We are not suggesting that earnings are great, because they are not. After all, earnings growth is on track to be negative for the second quarter in a row, with declining profits expected to continue in the current period.

That said, the fear of all-around downbeat guidance and management commentary still remains just that, a fear. As a result, we continue to elude the earnings cliff that the market bears have been telling us for a while.

Perhaps it’s only a question of time, with the day of reckoning only being deferred to the second half of the year. But for now, at least, we can feel relieved that the earnings picture is good enough.
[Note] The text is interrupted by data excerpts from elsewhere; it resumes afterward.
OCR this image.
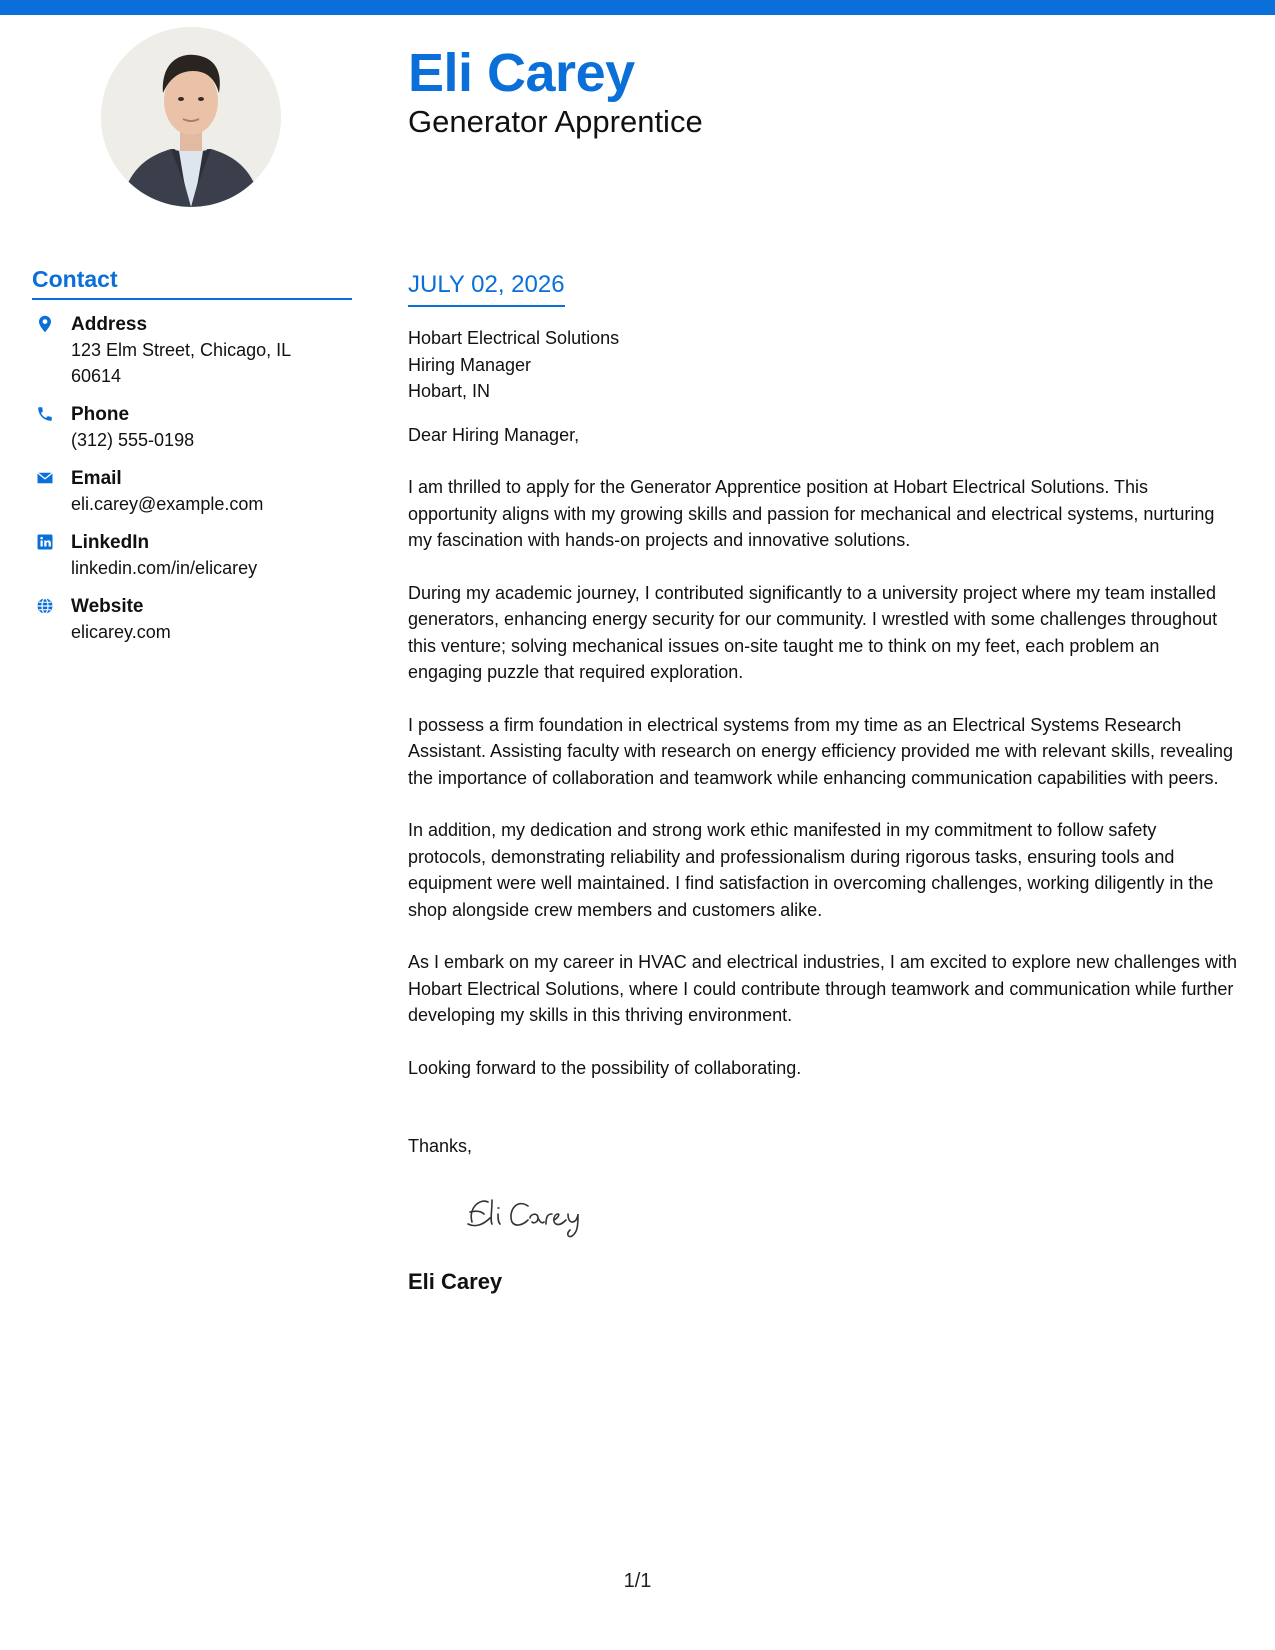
Eli Carey
Generator Apprentice
Contact
Address
123 Elm Street, Chicago, IL 60614
Phone
(312) 555-0198
Email
eli.carey@example.com
LinkedIn
linkedin.com/in/elicarey
Website
elicarey.com
JULY 02, 2026
Hobart Electrical Solutions
Hiring Manager
Hobart, IN

Dear Hiring Manager,

I am thrilled to apply for the Generator Apprentice position at Hobart Electrical Solutions. This opportunity aligns with my growing skills and passion for mechanical and electrical systems, nurturing my fascination with hands-on projects and innovative solutions.

During my academic journey, I contributed significantly to a university project where my team installed generators, enhancing energy security for our community. I wrestled with some challenges throughout this venture; solving mechanical issues on-site taught me to think on my feet, each problem an engaging puzzle that required exploration.

I possess a firm foundation in electrical systems from my time as an Electrical Systems Research Assistant. Assisting faculty with research on energy efficiency provided me with relevant skills, revealing the importance of collaboration and teamwork while enhancing communication capabilities with peers.

In addition, my dedication and strong work ethic manifested in my commitment to follow safety protocols, demonstrating reliability and professionalism during rigorous tasks, ensuring tools and equipment were well maintained. I find satisfaction in overcoming challenges, working diligently in the shop alongside crew members and customers alike.

As I embark on my career in HVAC and electrical industries, I am excited to explore new challenges with Hobart Electrical Solutions, where I could contribute through teamwork and communication while further developing my skills in this thriving environment.

Looking forward to the possibility of collaborating.

Thanks,

Eli Carey
1/1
There are so many examples of bellwether companies showing that while growth has come down and conditions remain challenging, they are still profitably operating. Consumers are still spending, though there are signs of weakness at the margin.
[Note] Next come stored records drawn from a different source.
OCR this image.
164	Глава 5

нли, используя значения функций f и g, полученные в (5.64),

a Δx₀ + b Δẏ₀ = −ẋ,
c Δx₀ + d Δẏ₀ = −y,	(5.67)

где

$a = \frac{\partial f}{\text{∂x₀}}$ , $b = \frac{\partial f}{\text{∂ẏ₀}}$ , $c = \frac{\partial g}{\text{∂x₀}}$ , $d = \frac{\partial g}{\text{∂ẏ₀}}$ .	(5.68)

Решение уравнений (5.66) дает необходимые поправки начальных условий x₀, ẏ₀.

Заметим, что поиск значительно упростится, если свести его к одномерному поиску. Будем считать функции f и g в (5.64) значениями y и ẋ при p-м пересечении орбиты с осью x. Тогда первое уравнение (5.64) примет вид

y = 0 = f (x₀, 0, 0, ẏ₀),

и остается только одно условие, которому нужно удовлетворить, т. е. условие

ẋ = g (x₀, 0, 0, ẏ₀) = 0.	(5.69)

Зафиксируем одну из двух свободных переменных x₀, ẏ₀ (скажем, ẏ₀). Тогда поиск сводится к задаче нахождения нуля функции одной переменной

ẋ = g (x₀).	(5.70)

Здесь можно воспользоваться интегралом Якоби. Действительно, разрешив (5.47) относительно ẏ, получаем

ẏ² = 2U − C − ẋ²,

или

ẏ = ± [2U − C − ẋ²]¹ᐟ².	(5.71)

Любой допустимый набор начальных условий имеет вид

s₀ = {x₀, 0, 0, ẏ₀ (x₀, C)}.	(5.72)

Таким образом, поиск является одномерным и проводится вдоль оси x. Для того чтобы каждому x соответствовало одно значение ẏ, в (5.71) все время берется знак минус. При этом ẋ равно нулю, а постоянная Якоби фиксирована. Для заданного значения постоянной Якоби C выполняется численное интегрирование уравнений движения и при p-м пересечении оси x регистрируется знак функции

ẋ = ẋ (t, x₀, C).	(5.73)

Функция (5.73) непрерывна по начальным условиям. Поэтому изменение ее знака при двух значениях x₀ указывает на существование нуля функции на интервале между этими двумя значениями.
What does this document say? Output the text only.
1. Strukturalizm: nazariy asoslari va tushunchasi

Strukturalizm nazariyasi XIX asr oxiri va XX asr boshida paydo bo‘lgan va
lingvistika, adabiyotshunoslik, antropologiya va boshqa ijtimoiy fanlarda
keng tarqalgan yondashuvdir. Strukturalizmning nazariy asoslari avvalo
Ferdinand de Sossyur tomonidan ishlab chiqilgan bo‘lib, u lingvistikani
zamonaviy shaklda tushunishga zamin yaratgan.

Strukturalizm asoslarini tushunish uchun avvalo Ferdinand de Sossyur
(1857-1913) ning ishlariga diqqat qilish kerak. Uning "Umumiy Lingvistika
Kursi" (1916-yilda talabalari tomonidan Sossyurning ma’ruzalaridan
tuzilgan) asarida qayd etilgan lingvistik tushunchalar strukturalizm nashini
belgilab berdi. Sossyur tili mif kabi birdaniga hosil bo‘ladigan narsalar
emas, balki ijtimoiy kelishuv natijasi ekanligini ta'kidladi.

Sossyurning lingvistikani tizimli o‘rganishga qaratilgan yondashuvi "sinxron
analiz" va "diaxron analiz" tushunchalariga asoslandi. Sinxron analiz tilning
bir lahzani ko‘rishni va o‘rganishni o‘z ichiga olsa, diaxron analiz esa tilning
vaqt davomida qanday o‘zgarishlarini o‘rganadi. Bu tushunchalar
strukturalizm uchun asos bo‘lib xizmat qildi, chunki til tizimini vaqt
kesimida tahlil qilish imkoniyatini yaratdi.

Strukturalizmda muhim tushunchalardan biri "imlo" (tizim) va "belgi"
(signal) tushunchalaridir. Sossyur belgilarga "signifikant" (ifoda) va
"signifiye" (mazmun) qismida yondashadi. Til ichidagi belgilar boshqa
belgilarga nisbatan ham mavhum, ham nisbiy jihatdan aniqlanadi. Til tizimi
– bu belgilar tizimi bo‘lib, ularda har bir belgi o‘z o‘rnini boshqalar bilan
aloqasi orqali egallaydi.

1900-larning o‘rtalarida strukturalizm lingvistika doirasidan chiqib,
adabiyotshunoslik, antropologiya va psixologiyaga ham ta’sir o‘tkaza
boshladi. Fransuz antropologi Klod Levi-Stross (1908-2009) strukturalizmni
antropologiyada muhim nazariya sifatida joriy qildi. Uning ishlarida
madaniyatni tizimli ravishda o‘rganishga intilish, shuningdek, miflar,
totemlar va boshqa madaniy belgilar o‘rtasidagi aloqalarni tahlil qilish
The Q1 earnings season appears to have caused stabilization in the earnings estimate revisions trend that was consistently negative for almost a year. In fact, since the start of 2023 Q2 in April, full-year 2023 earnings estimates in the aggregate have actually modestly increased, with estimates for 10 of the 16 Zacks sectors slightly up in that period.

The favorable reversal in the revisions trend is particularly notable for the Construction, Industrial Products, Retail, and Technology sectors. You can see this in the revisions trend for a few bellwether players for these sectors, like KB Home (KBH - Free Report) on the Construction side, Amazon (AMZN - Free Report) for Retail, and Microsoft (MSFT - Free Report) for the Tech sector.
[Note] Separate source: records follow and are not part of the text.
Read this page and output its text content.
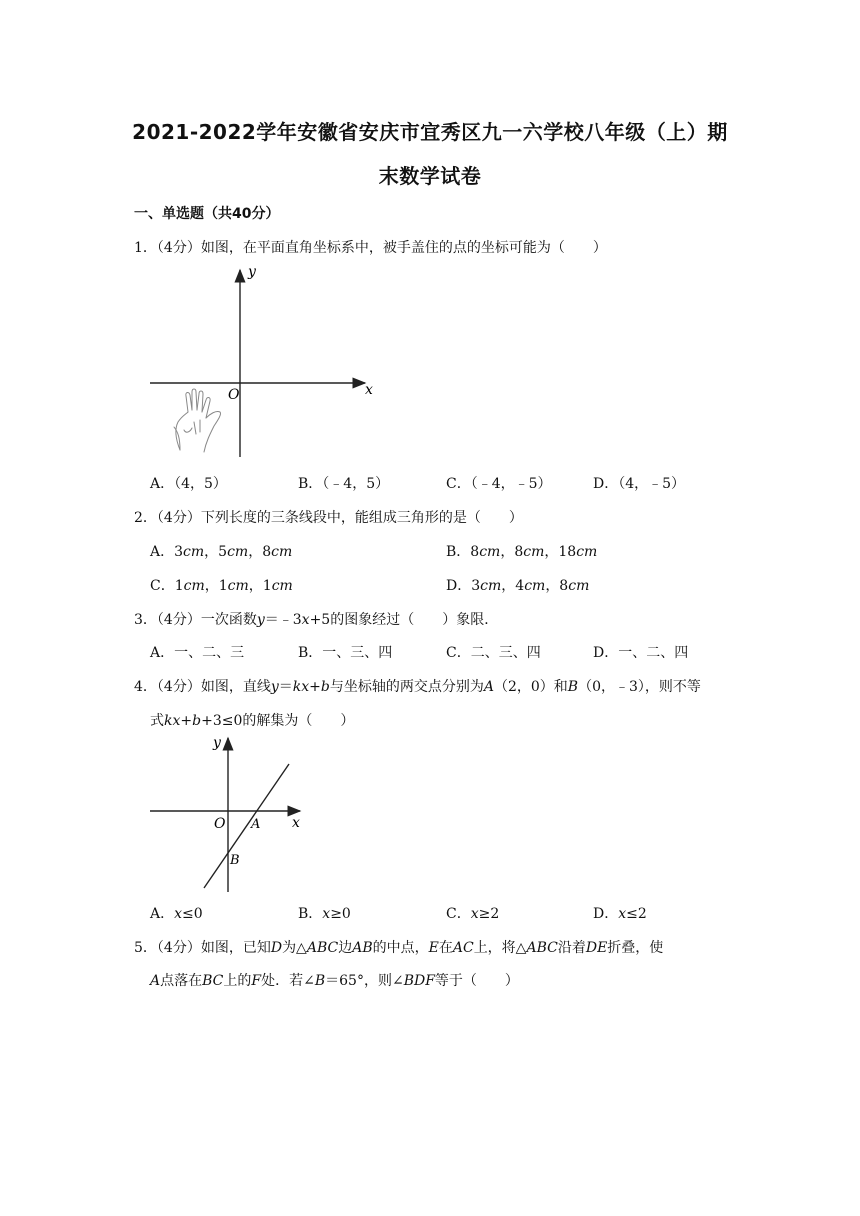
2021-2022学年安徽省安庆市宜秀区九一六学校八年级（上）期
末数学试卷
一、单选题（共40分）
1．（4分）如图，在平面直角坐标系中，被手盖住的点的坐标可能为（　　）
y
x
O
A．（4，5）	B．（﹣4，5）	C．（﹣4，﹣5）	D．（4，﹣5）
2．（4分）下列长度的三条线段中，能组成三角形的是（　　）
A．3cm，5cm，8cm	B．8cm，8cm，18cm
C．1cm，1cm，1cm	D．3cm，4cm，8cm
3．（4分）一次函数y＝﹣3x+5的图象经过（　　）象限．
A．一、二、三	B．一、三、四	C．二、三、四	D．一、二、四
4．（4分）如图，直线y＝kx+b与坐标轴的两交点分别为A（2，0）和B（0，﹣3），则不等
式kx+b+3≤0的解集为（　　）
y
x
O A
B
A．x≤0	B．x≥0	C．x≥2	D．x≤2
5．（4分）如图，已知D为△ABC边AB的中点，E在AC上，将△ABC沿着DE折叠，使
A点落在BC上的F处．若∠B＝65°，则∠BDF等于（　　）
For example, Amazon’s Zacks Consensus EPS of $1.54 for 2023 is up from $1.34 on March 31st. KB Home is currently expected to bring $5.14 per share, which is up from $4.97 per share on March 31st. Similarly, the $9.61 per share Microsoft is expected to bring in this year today is up from $9.34 per share on March 31st.

It is important to note that while earnings estimates for KB Home, Amazon, and Microsoft have increased lately, they are still down significantly relative to what was expected a year ago.

It is hard to know how enduring or otherwise this favorable recent turn in the revisions trend will prove to be, but it is nevertheless a positive development.

The Earnings Big Picture

The chart below provides a big-picture view of earnings on a quarterly basis. The growth rate for Q1 is on a blended basis, where the actual reports that have come out are combined with estimates for the still-to-come companies.

Zacks Investment Research
Image Source: Zacks Investment Research

The chart below shows the overall earnings picture on an annual basis.

Zacks Investment Research
Image Source: Zacks Investment Research

As we have pointed out all along, aggregate earnings estimates for 2023 peaked in April last year and consistently came down since then. Even accounting for the aforementioned positive revisions trend in recent weeks, aggregate 2023 earnings estimates have declined by -12.5% since the April 2022 peak and -14.1% on an ex-Energy basis.

It's difficult to tell at this stage if the revisions trend will remain on its recent positive trajectory or revert back to its original negative trend. But it is nevertheless a market-friendly development.